Friday, November 22, 2013

Thinking about JFK

(Photo from Wikipedia)
Today is the 50th anniversary of the day that John Fitzgerald Kennedy was assassinated in Dallas. I was just a toddler on that day, so I don't remember it first-hand, but I’ve been thinking about that time a lot lately.


I recently read the fascinating Stephen King novel “11/22/63” which is a fictional account of the JFK assassination, and an attempt on King’s part to understand Lee Harvey Oswald’s motivations. King also has us think about the possibility of what the future might have looked like had JFK not died (note: not what you might expect). This was a very long book, over 800 pages, but I found it riveting. I grew to feel connected to the characters, and I was sad when the book ended. Now when I hear someone ask “why did Oswald do it?” I feel like I have a better understanding, at least from King’s research and perspective, of why.

The Zapruder Film

Others may have heard of "the Zapruder film" but I hadn’t until recently. I just learned that the reason we have footage of Kennedy being shot is because a man named Abraham Zapruder happened to be filming in Dallas just as Kennedy’s car rounded the corner, and Zapruder captured on film the moment that Kennedy was shot. It’s quite horrifying to watch. I never realized that you could see exactly what happened in such detail. You can see JFK react as the first shot is fired, and then you can see the effects of the second shot. You can also see the reaction of Jackie Kennedy. You can see the actual footage here. This video also tells an interesting story of how Life Magazine acquired this footage.

Boston Symphony Orchestra

Here is another incredible piece of history from that day. The Boston Symphony Orchestra was about to start it's performance at 2:00 pm on 11/22/63, and then this happened:
First, we hear the gasps and shushes after BSO music director Erich Leinsdorf utters the words: "The president of the United States has been the victim of an assassination." Second, a wave of groans and sighs after Leinsdorf continues, "We will play the funeral march from 's Third Symphony" — as if the crowd's shared response is that they couldn't possibly have heard the first part right, but that then the orchestra's change in repertoire confirms the awful, unimaginable truth. And then, for the next 14 minutes ... utter silence, save for the incomparably somber music.
You can read more about this moment, and  hear the audio here. It's astonishing.You can experience what the audience was feeling as this terrible news sunk in.

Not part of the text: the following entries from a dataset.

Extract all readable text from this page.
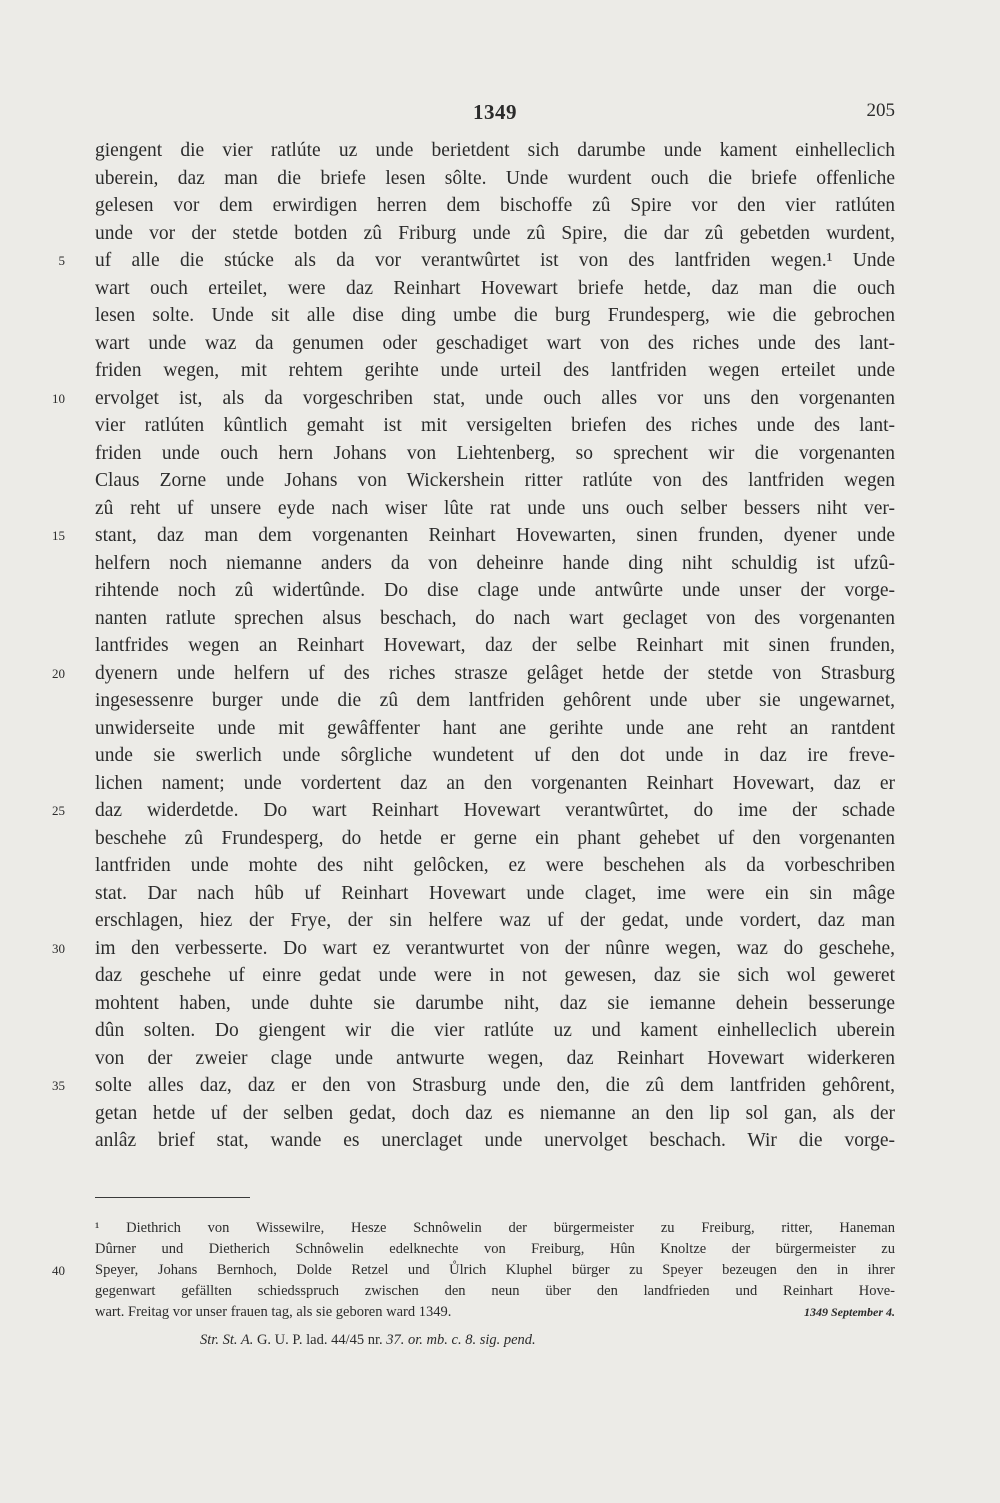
1349	205
giengent die vier ratlúte uz unde berietdent sich darumbe unde kament einhelleclich
uberein, daz man die briefe lesen sôlte. Unde wurdent ouch die briefe offenliche
gelesen vor dem erwirdigen herren dem bischoffe zû Spire vor den vier ratlúten
unde vor der stetde botden zû Friburg unde zû Spire, die dar zû gebetden wurdent,
5 uf alle die stúcke als da vor verantwûrtet ist von des lantfriden wegen.¹ Unde
wart ouch erteilet, were daz Reinhart Hovewart briefe hetde, daz man die ouch
lesen solte. Unde sit alle dise ding umbe die burg Frundesperg, wie die gebrochen
wart unde waz da genumen oder geschadiget wart von des riches unde des lant-
friden wegen, mit rehtem gerihte unde urteil des lantfriden wegen erteilet unde
10 ervolget ist, als da vorgeschriben stat, unde ouch alles vor uns den vorgenanten
vier ratlúten kûntlich gemaht ist mit versigelten briefen des riches unde des lant-
friden unde ouch hern Johans von Liehtenberg, so sprechent wir die vorgenanten
Claus Zorne unde Johans von Wickershein ritter ratlúte von des lantfriden wegen
zû reht uf unsere eyde nach wiser lûte rat unde uns ouch selber bessers niht ver-
15 stant, daz man dem vorgenanten Reinhart Hovewarten, sinen frunden, dyener unde
helfern noch niemanne anders da von deheinre hande ding niht schuldig ist ufzû-
rihtende noch zû widertûnde. Do dise clage unde antwûrte unde unser der vorge-
nanten ratlute sprechen alsus beschach, do nach wart geclaget von des vorgenanten
lantfrides wegen an Reinhart Hovewart, daz der selbe Reinhart mit sinen frunden,
20 dyenern unde helfern uf des riches strasze gelâget hetde der stetde von Strasburg
ingesessenre burger unde die zû dem lantfriden gehôrent unde uber sie ungewarnet,
unwiderseite unde mit gewâffenter hant ane gerihte unde ane reht an rantdent
unde sie swerlich unde sôrgliche wundetent uf den dot unde in daz ire freve-
lichen nament; unde vordertent daz an den vorgenanten Reinhart Hovewart, daz er
25 daz widerdetde. Do wart Reinhart Hovewart verantwûrtet, do ime der schade
beschehe zû Frundesperg, do hetde er gerne ein phant gehebet uf den vorgenanten
lantfriden unde mohte des niht gelôcken, ez were beschehen als da vorbeschriben
stat. Dar nach hûb uf Reinhart Hovewart unde claget, ime were ein sin mâge
erschlagen, hiez der Frye, der sin helfere waz uf der gedat, unde vordert, daz man
30 im den verbesserte. Do wart ez verantwurtet von der nûnre wegen, waz do geschehe,
daz geschehe uf einre gedat unde were in not gewesen, daz sie sich wol geweret
mohtent haben, unde duhte sie darumbe niht, daz sie iemanne dehein besserunge
dûn solten. Do giengent wir die vier ratlúte uz und kament einhelleclich uberein
von der zweier clage unde antwurte wegen, daz Reinhart Hovewart widerkeren
35 solte alles daz, daz er den von Strasburg unde den, die zû dem lantfriden gehôrent,
getan hetde uf der selben gedat, doch daz es niemanne an den lip sol gan, als der
anlâz brief stat, wande es unerclaget unde unervolget beschach. Wir die vorge-
¹ Diethrich von Wissewilre, Hesze Schnôwelin der bürgermeister zu Freiburg, ritter, Haneman
Dûrner und Dietherich Schnôwelin edelknechte von Freiburg, Hûn Knoltze der bürgermeister zu
40 Speyer, Johans Bernhoch, Dolde Retzel und Ůlrich Kluphel bürger zu Speyer bezeugen den in ihrer
gegenwart gefällten schiedsspruch zwischen den neun über den landfrieden und Reinhart Hove-
wart. Freitag vor unser frauen tag, als sie geboren ward 1349.	1349 September 4.
Str. St. A. G. U. P. lad. 44/45 nr. 37. or. mb. c. 8. sig. pend.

It's through these moments -- the book, the video, the audio -- that I can experience, in part, which it must have been like on that day. Having lived through 9/11 and the Boston Marathon Bombings, I have a sense of what those surreal, "life before and life after" events are like, but these pieces help me experience and understand even more how JFK's death impacted those who lived through that moment in time, and the days following. May his memory be for a blessing.